Depuis octobre 2023, le secteur du livre en France est confronté à une nouvelle réglementation encadrant strictement le prix de la livraison des livres achetés à distance. Cette mesure vise à protéger les librairies physiques contre la concurrence du commerce en ligne. Mais la pratique d’Amazon de proposer la livraison gratuite dans des casiers automatisés suscite un débat juridique majeur avec le médiateur du livre.
Un cadre légal strict pour la livraison des livres
La loi Darcos, entrée en vigueur le 7 octobre 2023, modifie la loi Lang du 10 août 1981. Elle impose un tarif minimum obligatoire de trois euros pour les frais de livraison des livres vendus à distance, sauf dans un cas spécifique : lorsque le retrait s’effectue « dans un commerce de vente au détail de livres ». Cette exception vise à favoriser le « cliqué-retiré », c’est-à-dire la commande en ligne avec retrait gratuit en boutique, afin de soutenir les librairies physiques, un enjeu culturel et économique majeur.
Cette mesure a déjà produit des effets significatifs, notamment une hausse de la part de marché des librairies physiques, qui sont passées de 23,7 % en 2023 à 26,8 % en 2024, selon le ministère de la Culture.

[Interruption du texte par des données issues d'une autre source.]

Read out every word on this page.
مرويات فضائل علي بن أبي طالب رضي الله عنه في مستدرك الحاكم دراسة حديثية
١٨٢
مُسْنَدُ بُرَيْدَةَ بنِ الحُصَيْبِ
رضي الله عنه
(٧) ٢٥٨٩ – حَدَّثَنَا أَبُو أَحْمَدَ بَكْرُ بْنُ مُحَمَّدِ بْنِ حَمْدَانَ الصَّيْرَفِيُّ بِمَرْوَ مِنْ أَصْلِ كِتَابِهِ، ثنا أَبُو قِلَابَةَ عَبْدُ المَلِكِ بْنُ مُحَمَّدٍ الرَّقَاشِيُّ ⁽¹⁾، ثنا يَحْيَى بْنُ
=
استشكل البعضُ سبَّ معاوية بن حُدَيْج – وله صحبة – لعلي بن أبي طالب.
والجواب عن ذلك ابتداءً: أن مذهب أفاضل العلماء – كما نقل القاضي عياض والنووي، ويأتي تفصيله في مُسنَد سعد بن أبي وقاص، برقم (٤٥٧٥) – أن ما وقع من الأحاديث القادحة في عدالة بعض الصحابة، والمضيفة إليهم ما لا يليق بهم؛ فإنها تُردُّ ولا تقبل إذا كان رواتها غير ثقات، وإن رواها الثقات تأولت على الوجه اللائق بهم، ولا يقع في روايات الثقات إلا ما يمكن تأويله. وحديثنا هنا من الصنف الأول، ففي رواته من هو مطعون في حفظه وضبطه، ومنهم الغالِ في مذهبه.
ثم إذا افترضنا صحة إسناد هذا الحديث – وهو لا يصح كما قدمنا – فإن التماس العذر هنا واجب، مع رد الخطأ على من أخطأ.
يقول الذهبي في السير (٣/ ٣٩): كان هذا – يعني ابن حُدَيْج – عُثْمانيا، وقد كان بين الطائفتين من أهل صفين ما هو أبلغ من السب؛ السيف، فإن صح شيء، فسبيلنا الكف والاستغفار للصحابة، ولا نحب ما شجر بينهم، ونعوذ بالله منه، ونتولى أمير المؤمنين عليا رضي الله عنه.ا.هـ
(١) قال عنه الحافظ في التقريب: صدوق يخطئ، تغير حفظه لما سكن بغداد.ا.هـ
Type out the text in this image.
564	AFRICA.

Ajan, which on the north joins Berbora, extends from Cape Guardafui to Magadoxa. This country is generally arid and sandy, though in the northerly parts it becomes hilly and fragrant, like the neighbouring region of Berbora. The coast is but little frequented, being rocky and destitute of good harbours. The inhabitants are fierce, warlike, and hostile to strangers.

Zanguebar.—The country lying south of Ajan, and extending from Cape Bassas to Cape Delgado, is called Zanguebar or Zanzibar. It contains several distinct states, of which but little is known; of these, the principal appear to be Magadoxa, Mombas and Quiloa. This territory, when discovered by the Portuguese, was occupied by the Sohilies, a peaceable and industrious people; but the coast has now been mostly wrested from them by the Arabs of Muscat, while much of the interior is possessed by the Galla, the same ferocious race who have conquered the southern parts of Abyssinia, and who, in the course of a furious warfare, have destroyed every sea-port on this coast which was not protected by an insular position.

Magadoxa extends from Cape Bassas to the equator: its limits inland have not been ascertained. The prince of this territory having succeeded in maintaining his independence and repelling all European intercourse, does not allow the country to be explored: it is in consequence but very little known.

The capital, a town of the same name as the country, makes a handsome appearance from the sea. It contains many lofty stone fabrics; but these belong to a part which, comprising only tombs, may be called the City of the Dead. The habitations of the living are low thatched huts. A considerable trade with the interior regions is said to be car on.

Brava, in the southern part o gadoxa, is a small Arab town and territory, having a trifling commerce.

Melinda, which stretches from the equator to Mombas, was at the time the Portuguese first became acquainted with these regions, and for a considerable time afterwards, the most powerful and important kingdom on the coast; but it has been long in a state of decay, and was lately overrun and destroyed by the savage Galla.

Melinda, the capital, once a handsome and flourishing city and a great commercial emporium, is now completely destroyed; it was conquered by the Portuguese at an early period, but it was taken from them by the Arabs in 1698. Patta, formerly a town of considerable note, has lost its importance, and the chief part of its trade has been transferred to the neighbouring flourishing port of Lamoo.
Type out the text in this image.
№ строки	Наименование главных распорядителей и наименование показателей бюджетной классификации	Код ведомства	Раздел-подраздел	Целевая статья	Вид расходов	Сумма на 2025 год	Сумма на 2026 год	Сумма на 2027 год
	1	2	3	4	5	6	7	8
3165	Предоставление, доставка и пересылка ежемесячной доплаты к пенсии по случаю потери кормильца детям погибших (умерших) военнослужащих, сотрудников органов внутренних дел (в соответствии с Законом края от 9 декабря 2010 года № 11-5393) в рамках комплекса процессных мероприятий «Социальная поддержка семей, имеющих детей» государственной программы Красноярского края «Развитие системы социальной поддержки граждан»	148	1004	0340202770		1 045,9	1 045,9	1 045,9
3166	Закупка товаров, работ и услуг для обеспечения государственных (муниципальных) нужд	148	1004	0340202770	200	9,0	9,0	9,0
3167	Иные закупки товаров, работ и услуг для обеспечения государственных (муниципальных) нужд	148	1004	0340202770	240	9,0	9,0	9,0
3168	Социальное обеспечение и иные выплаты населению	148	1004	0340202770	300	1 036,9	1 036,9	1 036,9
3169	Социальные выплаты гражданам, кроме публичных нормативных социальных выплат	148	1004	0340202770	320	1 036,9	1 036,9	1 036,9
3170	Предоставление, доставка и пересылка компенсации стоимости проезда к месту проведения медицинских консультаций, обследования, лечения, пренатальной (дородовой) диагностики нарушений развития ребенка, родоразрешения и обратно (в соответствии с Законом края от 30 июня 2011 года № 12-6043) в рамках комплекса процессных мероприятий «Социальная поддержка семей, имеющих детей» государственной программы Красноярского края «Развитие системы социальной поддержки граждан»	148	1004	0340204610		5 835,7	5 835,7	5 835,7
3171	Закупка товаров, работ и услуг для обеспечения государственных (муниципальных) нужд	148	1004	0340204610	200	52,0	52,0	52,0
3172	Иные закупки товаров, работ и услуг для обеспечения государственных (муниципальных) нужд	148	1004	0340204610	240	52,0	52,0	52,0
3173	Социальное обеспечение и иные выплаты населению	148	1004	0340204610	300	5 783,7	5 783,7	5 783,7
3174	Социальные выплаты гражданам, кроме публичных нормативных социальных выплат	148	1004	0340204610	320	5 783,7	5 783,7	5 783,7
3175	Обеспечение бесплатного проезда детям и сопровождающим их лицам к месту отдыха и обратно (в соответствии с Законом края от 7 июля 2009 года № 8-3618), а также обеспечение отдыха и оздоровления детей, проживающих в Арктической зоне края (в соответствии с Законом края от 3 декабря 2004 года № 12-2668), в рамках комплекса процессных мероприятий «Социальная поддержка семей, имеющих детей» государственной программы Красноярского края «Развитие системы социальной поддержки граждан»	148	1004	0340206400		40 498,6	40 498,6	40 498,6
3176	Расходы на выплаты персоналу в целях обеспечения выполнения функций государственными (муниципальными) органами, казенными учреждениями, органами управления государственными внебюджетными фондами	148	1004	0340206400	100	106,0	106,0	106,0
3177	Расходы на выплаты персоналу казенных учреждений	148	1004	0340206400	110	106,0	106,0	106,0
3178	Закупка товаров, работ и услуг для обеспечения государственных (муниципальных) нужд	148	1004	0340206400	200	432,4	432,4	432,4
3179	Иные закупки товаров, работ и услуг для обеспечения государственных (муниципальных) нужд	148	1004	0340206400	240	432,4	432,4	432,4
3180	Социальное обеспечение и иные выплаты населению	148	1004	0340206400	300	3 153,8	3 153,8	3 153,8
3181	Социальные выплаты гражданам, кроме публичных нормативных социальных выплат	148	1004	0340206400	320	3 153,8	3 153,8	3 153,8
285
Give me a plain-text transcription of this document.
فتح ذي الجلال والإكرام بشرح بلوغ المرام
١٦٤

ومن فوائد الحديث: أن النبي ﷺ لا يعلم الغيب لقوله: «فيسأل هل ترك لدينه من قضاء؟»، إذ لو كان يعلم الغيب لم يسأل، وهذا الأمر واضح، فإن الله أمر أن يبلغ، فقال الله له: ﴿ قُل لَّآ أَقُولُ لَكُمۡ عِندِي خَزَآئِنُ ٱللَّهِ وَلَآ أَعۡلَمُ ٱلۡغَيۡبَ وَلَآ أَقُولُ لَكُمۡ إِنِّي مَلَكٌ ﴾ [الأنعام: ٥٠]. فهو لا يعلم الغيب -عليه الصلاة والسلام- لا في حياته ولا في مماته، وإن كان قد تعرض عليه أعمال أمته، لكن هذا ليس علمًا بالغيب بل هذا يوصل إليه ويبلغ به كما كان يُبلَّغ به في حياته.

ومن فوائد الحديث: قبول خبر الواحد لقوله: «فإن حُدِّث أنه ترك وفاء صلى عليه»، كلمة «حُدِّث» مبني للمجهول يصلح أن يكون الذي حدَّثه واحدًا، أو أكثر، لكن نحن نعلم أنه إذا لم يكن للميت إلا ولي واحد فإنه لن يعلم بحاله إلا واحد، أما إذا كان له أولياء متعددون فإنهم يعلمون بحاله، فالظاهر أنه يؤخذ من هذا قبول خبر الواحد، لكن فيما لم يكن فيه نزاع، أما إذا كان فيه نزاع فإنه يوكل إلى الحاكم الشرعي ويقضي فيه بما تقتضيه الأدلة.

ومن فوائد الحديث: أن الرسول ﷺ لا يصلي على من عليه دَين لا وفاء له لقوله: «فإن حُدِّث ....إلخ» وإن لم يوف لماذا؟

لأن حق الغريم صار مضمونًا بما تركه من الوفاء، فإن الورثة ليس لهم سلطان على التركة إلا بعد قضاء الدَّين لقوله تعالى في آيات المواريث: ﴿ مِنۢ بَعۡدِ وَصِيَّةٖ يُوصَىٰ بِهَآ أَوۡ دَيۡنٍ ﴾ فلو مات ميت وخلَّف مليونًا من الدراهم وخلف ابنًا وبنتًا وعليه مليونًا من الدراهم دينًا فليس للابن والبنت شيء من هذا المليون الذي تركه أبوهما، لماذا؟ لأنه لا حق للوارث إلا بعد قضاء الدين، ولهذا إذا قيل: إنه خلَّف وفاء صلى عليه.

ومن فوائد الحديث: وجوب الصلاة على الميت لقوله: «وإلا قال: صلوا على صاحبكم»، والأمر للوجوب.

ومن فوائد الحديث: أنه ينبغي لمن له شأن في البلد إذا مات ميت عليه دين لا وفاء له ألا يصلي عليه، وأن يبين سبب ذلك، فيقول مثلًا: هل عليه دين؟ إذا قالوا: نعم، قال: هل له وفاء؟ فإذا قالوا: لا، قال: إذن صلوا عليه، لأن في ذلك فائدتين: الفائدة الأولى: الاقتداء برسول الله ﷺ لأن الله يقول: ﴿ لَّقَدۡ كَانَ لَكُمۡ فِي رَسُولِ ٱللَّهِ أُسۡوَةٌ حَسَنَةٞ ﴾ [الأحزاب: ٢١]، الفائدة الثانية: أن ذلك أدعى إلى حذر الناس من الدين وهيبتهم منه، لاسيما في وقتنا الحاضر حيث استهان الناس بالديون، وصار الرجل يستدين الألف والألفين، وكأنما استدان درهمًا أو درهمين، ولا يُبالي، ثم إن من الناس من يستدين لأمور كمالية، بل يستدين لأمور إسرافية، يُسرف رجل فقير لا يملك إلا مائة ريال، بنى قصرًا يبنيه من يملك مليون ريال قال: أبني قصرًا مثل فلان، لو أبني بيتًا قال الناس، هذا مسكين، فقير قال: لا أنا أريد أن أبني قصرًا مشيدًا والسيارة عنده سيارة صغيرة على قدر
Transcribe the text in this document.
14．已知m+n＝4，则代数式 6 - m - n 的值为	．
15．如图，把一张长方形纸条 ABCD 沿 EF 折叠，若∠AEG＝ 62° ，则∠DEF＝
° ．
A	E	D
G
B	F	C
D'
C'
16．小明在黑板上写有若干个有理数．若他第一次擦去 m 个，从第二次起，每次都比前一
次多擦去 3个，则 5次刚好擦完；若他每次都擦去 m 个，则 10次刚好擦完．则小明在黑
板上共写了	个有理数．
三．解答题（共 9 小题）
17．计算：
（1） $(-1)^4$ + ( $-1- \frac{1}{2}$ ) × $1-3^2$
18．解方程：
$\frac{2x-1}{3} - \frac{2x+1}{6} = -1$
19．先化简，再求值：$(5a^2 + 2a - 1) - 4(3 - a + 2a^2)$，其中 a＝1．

Le choix d’Amazon : gratuité dans les casiers automatisés fait débat
Face à cette nouvelle donne, Amazon a choisi d’appliquer la gratuité du retrait de livres dans une sélection de points, dont environ un tiers sont des casiers automatisés, dits « lockers ». Ces casiers sont généralement situés dans des espaces communs tels que des galeries marchandes ou des parkings, accessibles aux clients en autonomie. Amazon considère cette pratique conforme à la loi, soulignant que ses casiers facilitent l’accès au livre, notamment dans les zones rurales ou mal desservies, où les librairies physiques se font rares.
Le médiateur du livre, chargé d’interpréter et de contrôler la bonne application de la loi, conteste cette lecture. Dans son avis rendu le 12 février 2025, puis confirmé le 27 mai 2025, il estime que les casiers automatisés ne peuvent être considérés comme des commerces de vente au détail de livres. Ils ne remplissent pas les conditions légales pour bénéficier de la gratuité de livraison, car l’acte de retrait doit s’effectuer auprès d’un commerce avec un contact réel entre client et personnel. Le médiateur souligne que l’exclusion des casiers est cohérente avec l’intention du législateur, qui veut préserver le rôle des librairies physiques comme points de vente, de conseil et d’animation culturelle.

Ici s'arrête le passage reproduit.